Unemployed and students hire a Pulsar for 300 rupees a day, get the tank filled for 70 rupees per liter and sell it for 125-130 rupees a liter in Nepal right across the border.

Whoever makes more trips makes the evening more colorful. Other motorbikes are also used for petrol smuggling but profits are small because they have smaller tanks.

These boys, driving their motorbikes in high speed, have started wearing masks, not to prevent the dust from the fields but to sneak out of the eyes of extortionate police and berating petrol pumps.

Travel agencies are seen killing time but drivers are making money filling tanks of their taxies.

Blockade on Nepal has produced young investors, whose stories you get to hear at petrol stations. A young man from the village Thuthibari near a small border check-post, 25 kilometers away from Sunauli, had bought a second-hand motorbike for 15000 rupees. Having paid it off, he is now sitting on money.

Nepal’s Madhesi protesters had shot a boy carrying diesel into Nepal from the neighboring village Bargadawa few days ago. The Pulsar-boys refrain from talking about him.

For them, this incident is an exception, which took place not because of smuggling, but of personal fights.

Those unable to manage a motorbike are using bicycles to pass jerry cans filled with diesel. It goes to the extent that the women and girls from poor families have made their day buying 5-7 liters petrol out of borrowed money.

A Chat-boy (Chat is an Indian fast food) has put his cart at the petrol station nearNautanawa bypass, just a little further from the Commandant Office of the Indian Border Security force-SSB.

Until last month, his cart would stand at the gate of a nearby school. The cart-men say, “Where the boys there the cart. Those who never had 10 rupees before are now making 1000-1500 rupees a day.”

Long queue of jerry cans was seen atanother petrol station. The waiting women were asking pump-personnel to fill faster so that they could go into Nepal across the No Man’s Land via paddy fields, do their business and return back before the evening grew dark.

Villages near the borders are quickly filling 1-2 cylinders of cooking gas at homes. One cylinder costs 720 rupees in the black market. It sells for a whopping 1500 rupees in Nepal’s Belahiya across the border. The prices go up to 2500-3000 rupees after they reach Bhairahawa and Kathmandu.

Flourishing black market has given hard time to the businesses in Sunauli.
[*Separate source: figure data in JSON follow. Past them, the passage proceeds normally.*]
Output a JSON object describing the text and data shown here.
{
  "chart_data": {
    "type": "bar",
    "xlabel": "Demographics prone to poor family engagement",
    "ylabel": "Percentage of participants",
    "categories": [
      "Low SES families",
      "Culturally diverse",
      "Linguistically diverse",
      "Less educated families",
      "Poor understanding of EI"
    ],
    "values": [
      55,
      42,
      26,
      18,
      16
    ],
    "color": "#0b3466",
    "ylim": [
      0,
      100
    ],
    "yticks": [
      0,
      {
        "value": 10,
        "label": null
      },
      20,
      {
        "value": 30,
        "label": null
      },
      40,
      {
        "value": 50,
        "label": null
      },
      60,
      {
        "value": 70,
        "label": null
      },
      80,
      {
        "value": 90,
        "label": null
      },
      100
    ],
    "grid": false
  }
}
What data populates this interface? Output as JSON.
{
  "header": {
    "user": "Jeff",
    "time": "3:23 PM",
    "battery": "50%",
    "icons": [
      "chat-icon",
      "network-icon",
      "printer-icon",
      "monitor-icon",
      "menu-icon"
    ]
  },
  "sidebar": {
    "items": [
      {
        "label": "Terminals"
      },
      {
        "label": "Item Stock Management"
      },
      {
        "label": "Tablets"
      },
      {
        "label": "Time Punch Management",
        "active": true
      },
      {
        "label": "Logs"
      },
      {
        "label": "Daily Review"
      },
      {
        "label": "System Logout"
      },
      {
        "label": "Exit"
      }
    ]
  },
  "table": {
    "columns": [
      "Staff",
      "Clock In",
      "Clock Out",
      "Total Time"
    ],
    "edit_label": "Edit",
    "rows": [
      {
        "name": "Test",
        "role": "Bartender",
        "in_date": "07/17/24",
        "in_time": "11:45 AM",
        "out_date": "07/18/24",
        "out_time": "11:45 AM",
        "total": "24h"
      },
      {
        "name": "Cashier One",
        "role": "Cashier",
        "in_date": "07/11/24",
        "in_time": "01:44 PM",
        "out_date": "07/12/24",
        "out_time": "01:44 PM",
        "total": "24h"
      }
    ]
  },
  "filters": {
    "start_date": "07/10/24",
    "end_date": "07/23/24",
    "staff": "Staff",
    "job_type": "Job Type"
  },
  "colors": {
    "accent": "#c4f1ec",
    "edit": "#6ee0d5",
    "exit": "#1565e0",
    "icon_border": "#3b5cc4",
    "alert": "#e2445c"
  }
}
Their support boys have left jobs to join the new opportunity.

There is no sight of rickshaw-pullers in the villages near the border; labors are in scarcity in this season of wheat-sowing. The blockade on Nepal has bestowed them with an unprecedented money-making opportunity.

They want this situation to continue long. They often cite a famous, old saying which means: when you live in border, you make easy money and you need not worry for having no studies.

A villager standing near a private hospital in the town of Farenda said, “India has put Nepal on ventilator-support. The family members of such patients pay any amount of money to the doctors. Nepal is also paying to these villagers.”